J’ai un intérêt plus grand pour la femme que pour l’homme. (…) J’ai toujours été plus attiré par les parcours féminins. J’avais peut-être envie de me fixer un défi en abordant les portraits de femmes car cela me semblait plus complexe.

Pour encore mieux comprendre les questionnements des femmes japonaises modernes, Ryusuke Hamaguchi a beaucoup échangé avec ses comédiennes et ses propres amies avant le tournage. Cela lui aurait permis de se sentir plus légitime – en tant qu’homme – pour aborder les rôles féminins. Ce procédé lui a montré que pour leur donner une véritable identité, il devrait également plonger en lui-même et dans sa propre intimité. Son choix d’actrices ne souffre par ailleurs d’aucune fausse note. Mentions spéciales à Kotone Furukawa, véritable volcan d’émotion, et à Katsuki Mori dont la lecture du passage érotique d’un livre vous laissera pendu à ses lèvres.
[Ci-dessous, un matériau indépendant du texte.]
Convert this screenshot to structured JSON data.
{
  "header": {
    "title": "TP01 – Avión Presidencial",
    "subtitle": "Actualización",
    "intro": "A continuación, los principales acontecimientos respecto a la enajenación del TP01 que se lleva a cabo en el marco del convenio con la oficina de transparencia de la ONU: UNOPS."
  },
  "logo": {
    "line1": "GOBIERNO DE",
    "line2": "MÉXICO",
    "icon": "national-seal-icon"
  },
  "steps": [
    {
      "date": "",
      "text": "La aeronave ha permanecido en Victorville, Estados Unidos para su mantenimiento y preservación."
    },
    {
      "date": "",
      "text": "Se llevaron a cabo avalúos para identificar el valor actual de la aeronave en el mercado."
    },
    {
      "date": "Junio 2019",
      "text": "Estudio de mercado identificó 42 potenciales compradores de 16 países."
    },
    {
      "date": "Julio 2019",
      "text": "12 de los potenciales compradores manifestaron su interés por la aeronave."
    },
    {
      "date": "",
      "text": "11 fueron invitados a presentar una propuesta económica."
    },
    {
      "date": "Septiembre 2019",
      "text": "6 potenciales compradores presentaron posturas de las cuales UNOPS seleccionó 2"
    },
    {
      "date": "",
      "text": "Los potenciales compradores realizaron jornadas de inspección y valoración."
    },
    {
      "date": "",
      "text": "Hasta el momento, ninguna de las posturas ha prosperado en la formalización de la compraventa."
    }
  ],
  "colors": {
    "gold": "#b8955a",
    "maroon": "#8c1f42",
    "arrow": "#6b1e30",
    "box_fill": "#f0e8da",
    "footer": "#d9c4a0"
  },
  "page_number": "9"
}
Il y a quelques mois, le film a reçu l’Ours d’argent du Festival International du Film de Berlin, offrant à son réalisateur une nouvelle récompense largement méritée. Contes du hasard et autres fantaisies est un véritable ravissement, une bulle d’air dans un contexte mondiale qui a besoin d’espoir. Nous sommes frappés par la simplicité et la beauté des histoires et on en demanderait même plus avec grand plaisir. Hamaguchi a justement confié que ces trois histoires avaient été choisies parmi sept qu’il avait écrites. Croisons les doigts pour les voir adaptées très bientôt sur grand écran dans un deuxième volet de ces scénettes charmantes, justes et étonnantes que l’on savoure avec délectation.

Contes du hasard et autres fantaisies est à découvrir au cinéma en France depuis le 6 avril.